Der Verfolger by Katzenbach John

Der Verfolger by Katzenbach John

Autor:Katzenbach, John [Katzenbach, John]
Die sprache: deu
Format: epub
Tags: Psychothriller
Herausgeber: Droemer
veröffentlicht: 2018-04-15T22:00:00+00:00


TEIL II

DIE WILLKOMMENEN BESUCHER

»T’was in another lifetime,

One of toil and blood,

When blackness was a virtue,

The road was full of mud,

I came in from the wilderness,

A creature void of form.

Come in, she said,

I’ll give you shelter from the storm.«

Bob Dylan: »Shelter From the Storm«, 1975

Verbal Kint: »Der größte Trick, den der Teufel je gebracht hat, war,

die Welt glauben zu lassen, es gebe ihn gar nicht.«

Die üblichen Verdächtigen, 1995

26

Alles in Ricky schrie: Tu was!

Er rührte sich nicht.

Er hat mich getroffen.

Ich sterbe.

Ich bin schon tot.

Er war nichts dergleichen, was ihn nur noch mehr verwirrte.

Wo bleiben die Schmerzen?

Wo bleibt das Blut?

Einen Moment lang hatte Ricky das Gefühl, seinen Körper zu verlassen und von irgendwo oben zuzusehen, wie sein tödlich verwundeter Doppelgänger in Zeitlupe zu Boden sackte, mit zerfetztem Herzen nach Luft schnappte und sich vergeblich ans Leben klammerte. Und dann kehrte er unter einem kratzenden Geräusch – wie von einer Nadel, die über eine alte Schallplatte ratscht – in seinen Körper zurück und begriff, dass er immer noch Leben in sich hatte. Es kam ihm vor, als würde er heiße Asche einatmen. Seine Muskeln zuckten krampfartig, dennoch wich er keinen Millimeter zurück. Es toste ihm in den Ohren, als stünde er neben einem Düsentriebwerk.
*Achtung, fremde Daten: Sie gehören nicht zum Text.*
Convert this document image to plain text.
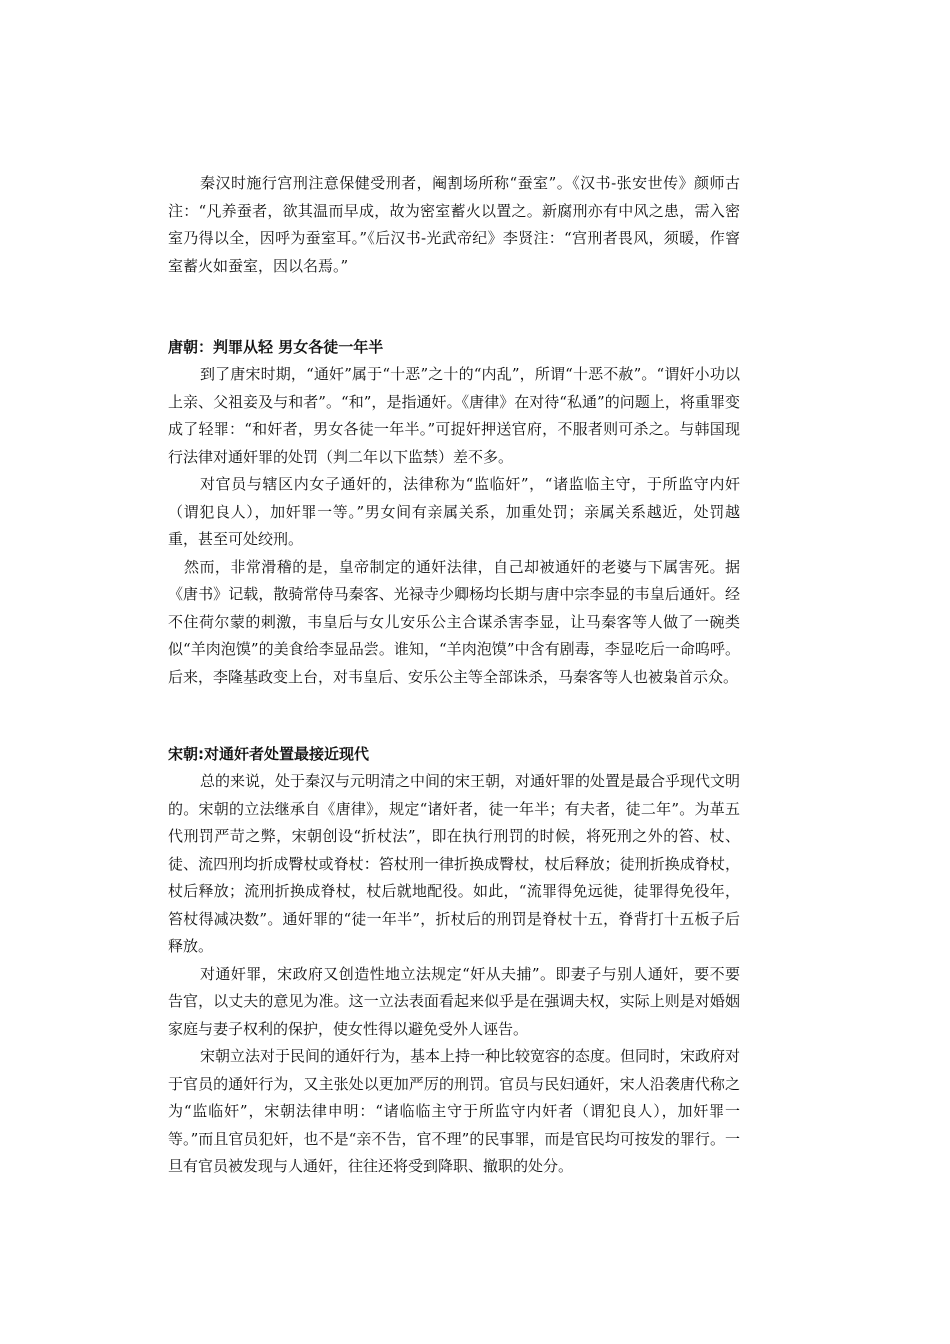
秦汉时施行宫刑注意保健受刑者，阉割场所称“蚕室”。《汉书-张安世传》颜师古注：“凡养蚕者，欲其温而早成，故为密室蓄火以置之。新腐刑亦有中风之患，需入密室乃得以全，因呼为蚕室耳。”《后汉书-光武帝纪》李贤注：“宫刑者畏风，须暖，作窨室蓄火如蚕室，因以名焉。”

唐朝：判罪从轻 男女各徒一年半

到了唐宋时期，“通奸”属于“十恶”之十的“内乱”，所谓“十恶不赦”。“谓奸小功以上亲、父祖妾及与和者”。“和”，是指通奸。《唐律》在对待“私通”的问题上，将重罪变成了轻罪：“和奸者，男女各徒一年半。”可捉奸押送官府，不服者则可杀之。与韩国现行法律对通奸罪的处罚（判二年以下监禁）差不多。

对官员与辖区内女子通奸的，法律称为“监临奸”，“诸监临主守，于所监守内奸（谓犯良人），加奸罪一等。”男女间有亲属关系，加重处罚；亲属关系越近，处罚越重，甚至可处绞刑。

然而，非常滑稽的是，皇帝制定的通奸法律，自己却被通奸的老婆与下属害死。据《唐书》记载，散骑常侍马秦客、光禄寺少卿杨均长期与唐中宗李显的韦皇后通奸。经不住荷尔蒙的刺激，韦皇后与女儿安乐公主合谋杀害李显，让马秦客等人做了一碗类似“羊肉泡馍”的美食给李显品尝。谁知，“羊肉泡馍”中含有剧毒，李显吃后一命呜呼。后来，李隆基政变上台，对韦皇后、安乐公主等全部诛杀，马秦客等人也被枭首示众。

宋朝:对通奸者处置最接近现代

总的来说，处于秦汉与元明清之中间的宋王朝，对通奸罪的处置是最合乎现代文明的。宋朝的立法继承自《唐律》，规定“诸奸者，徒一年半；有夫者，徒二年”。为革五代刑罚严苛之弊，宋朝创设“折杖法”，即在执行刑罚的时候，将死刑之外的笞、杖、徒、流四刑均折成臀杖或脊杖：笞杖刑一律折换成臀杖，杖后释放；徒刑折换成脊杖，杖后释放；流刑折换成脊杖，杖后就地配役。如此，“流罪得免远徙，徒罪得免役年，笞杖得减决数”。通奸罪的“徒一年半”，折杖后的刑罚是脊杖十五，脊背打十五板子后释放。

对通奸罪，宋政府又创造性地立法规定“奸从夫捕”。即妻子与别人通奸，要不要告官，以丈夫的意见为准。这一立法表面看起来似乎是在强调夫权，实际上则是对婚姻家庭与妻子权利的保护，使女性得以避免受外人诬告。

宋朝立法对于民间的通奸行为，基本上持一种比较宽容的态度。但同时，宋政府对于官员的通奸行为，又主张处以更加严厉的刑罚。官员与民妇通奸，宋人沿袭唐代称之为“监临奸”，宋朝法律申明：“诸临临主守于所监守内奸者（谓犯良人），加奸罪一等。”而且官员犯奸，也不是“亲不告，官不理”的民事罪，而是官民均可按发的罪行。一旦有官员被发现与人通奸，往往还将受到降职、撤职的处分。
Ich bin noch am Leben.

Aber vielleicht nicht mehr lange.

Dann ging alles ganz schnell. Ein Durcheinander aus Geräuschen, Verwirrung, Aufruhr in dem Zimmer, nachdem der Schuss verhallt war.

Die Tochter stieß einen Laut aus – halb Schrei, halb Schluchzen, ohne den Versuch, Worte zu artikulieren, spontaner Ausdruck der Konfusion. Der todkranke Lehrer sank noch tiefer in seine Kissen, als habe das Betätigen des Abzugs wie das Heben von Hanteln jeden seiner Muskeln überspannt. Er schnappte nach Luft, dann fiel die Hand mit der Waffe schlaff herab. Und endlich sprang Ricky auf, mit einem so heftigen Ruck, dass er den Stahlrohrstuhl scheppernd umwarf. Auch er stieß einen kehligen Schrei aus, wie ein von dem plötzlichen Knall zu Tode erschrecktes Tier. Doch als er sich zur Tür wandte, um die Flucht zu ergreifen, wurde es merklich still. Die Logik warnte ihn, dass der sterbende Lehrer möglicherweise noch einen Funken Leben in sich fand, um mit seiner Pistole einen zweiten Schuss abzufeuern, diesmal tödlich für ihn. Zwei Mal wird er nicht danebenschießen, dachte Ricky, während ihm im selben Moment die Frage kam: Wie konnte er mich beim ersten Mal verfehlen?

Unsicherheit. Krankheit. Mangelnde Erfahrung.

Also: Wehr dich!

Im Geiste sah er, wie er sich auf den Lehrer stürzte und ihm die Waffe entriss. Dabei musste er jede Sekunde damit rechnen, dass die Tochter, um ihren Vater zu verteidigen, den .357er heben und ihm damit in den Rücken schießen würde. Er hatte einen verzweifelten Kampf vor Augen, zwischen dem vom Krebs gemarterten Lehrer, dem in Panik geratenen Mädchen und sich selbst – ein Wirrwarr aus Kreischen, Handgemenge, Schlägen und Schüssen, bei dem der Tod geduldig zusieht, vielleicht auch eine Wette eingeht, wer am Ende übrig bleibt.

Doch so kam es nicht.

Er blieb. Es kostete ihn die letzten Reserven an Entschlusskraft und Vernunft, abzuwarten, statt wegzurennen. Die Panik, die ihn in ihrem Sog mitzuzerren drohte, schrie danach, etwas zu unternehmen.